O artigo 73 da LREF traz as circunstâncias em que o juiz decretará a falência durante o processo de recuperação judicial. Para o tema ora tratado, é relevante citar os incisos V e VI:

Art. 73. O juiz decretará a falência durante o processo de recuperação judicial:

(…)

V – por descumprimento dos parcelamentos referidos no art. 68 desta Lei ou da transação prevista no art. 10-C da Lei nº 10.522, de 19 de julho de 2002; e

VI – quando identificado o esvaziamento patrimonial da devedora que implique liquidação substancial da empresa, em prejuízo de credores não sujeitos à recuperação judicial, inclusive as Fazendas Públicas.
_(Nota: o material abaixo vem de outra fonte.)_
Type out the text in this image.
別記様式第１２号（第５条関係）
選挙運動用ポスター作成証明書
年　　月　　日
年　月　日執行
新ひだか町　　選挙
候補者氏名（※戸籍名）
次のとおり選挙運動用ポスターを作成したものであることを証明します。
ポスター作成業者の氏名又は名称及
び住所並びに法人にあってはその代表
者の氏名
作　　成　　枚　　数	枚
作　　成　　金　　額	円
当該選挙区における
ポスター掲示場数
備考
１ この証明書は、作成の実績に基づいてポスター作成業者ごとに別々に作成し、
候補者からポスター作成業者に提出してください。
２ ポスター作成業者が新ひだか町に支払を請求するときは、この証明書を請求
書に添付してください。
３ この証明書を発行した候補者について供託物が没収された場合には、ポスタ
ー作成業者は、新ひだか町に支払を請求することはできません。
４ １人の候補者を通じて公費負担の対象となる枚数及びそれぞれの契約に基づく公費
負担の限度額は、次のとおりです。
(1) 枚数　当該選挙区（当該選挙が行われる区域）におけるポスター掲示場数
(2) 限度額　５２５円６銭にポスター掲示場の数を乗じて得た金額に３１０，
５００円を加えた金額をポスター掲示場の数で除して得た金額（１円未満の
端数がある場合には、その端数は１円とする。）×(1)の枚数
Para reforçar o poder conferido ao fisco, o descumprimento de obrigações tributárias ocasiona a convolação da recuperação judicial em falência, medida que deve ser adotada pelo juiz.

A inclusão do inciso V poderia ser repensada haja vista que a Lei nº 10.522/2002 prevê parcelamento para a empresa em recuperação judicial, mas o crédito fiscal permanece como crédito não sujeito à recuperação judicial, como mencionado anteriormente. Nesse sentido, se não há submissão à recuperação judicial, a inadimplência do parcelamento não deveria resultar em recuperação judicial.

Conceitualmente, cumpre destacar que a Lei nº 10.522/2002 prevê que o inadimplemento de parcelas ocorrerá em caso de falta de pagamento de 6 (seis) parcelas consecutivas ou 9 (nove) parcelas alternadas; ou em caso de falta de pagamento de 1 até 5 parcelas, se todas as demais estiverem pagas.

A convolação em falência pelo esvaziamento patrimonial, na prática, talvez não gere efeitos tão consideráveis, haja vista que os recursos já teriam saído da recuperanda.

Destaca-se o comentário do Professor Manoel Justino sobre o tema:

Nesses casos, agora será decretada a falência, o que porém talvez não leve a qualquer resultado prático. Isso, porque, se não há mais bens em decorrência do esvaziamento, nada haverá a ser arrecadado para pagamento dos credores. É verdade que a lei prevê (§2º) que os credores que já receberam valores devem devolver tais valores à massa falida que então se formará. No entanto, é duvidoso o resultado dessa determinação de devolução, até porque dirigida contra credores que, ao menos em tese, apenas exerceram o direito de receber o produto da venda. 5

VI – Considerações Finais

As modificações da legislação falimentar no que tange à atuação do fisco nos processos de recuperação judicial não aparentam ter sequer melhorado problemas que já existiam, havendo um risco de piora que seria sofrido (i) pelas empresas em crise a curto prazo; (ii) pelas pessoas (físicas/jurídicas) que têm vínculo; e provavelmente (iii) pelo próprio fisco em longo prazo com a perda de arrecadação e desembolso de recursos.

Talvez a jurisprudência e a doutrina possam direcionar a interpretação das novas disposições para melhor atender as empresas em situação de distressed, seus credores e, inclusive, o fisco.


Bibliografia:

Mamede, G. Falência e Recuperação de Empresas – Direito Empresarial Brasileiro. São Paulo: Grupo GEN, 2021.

Justino Bezerra Filho, M. Lei de Recuperação de Empresas e Falência: Lei 11.101/2005: Comentada Artigo Por Artigo. São Paulo: Editora Thomson Reuters Brasil, 2021.

Sacramone, M. Comentários à Lei de Recuperação de Empresas e Falência. São Paulo: Editora Saraiva, 2021.

Tomazette, M. Curso de Direito Empresarial v3 – Falência e Recuperação de Empresas. São Paulo: Editora Saraiva, 2021.

Tomazette, M. Comentários à Reforma da Lei de Recuperação de Empresas e Falência. São Paulo: Editora Foco, 2021.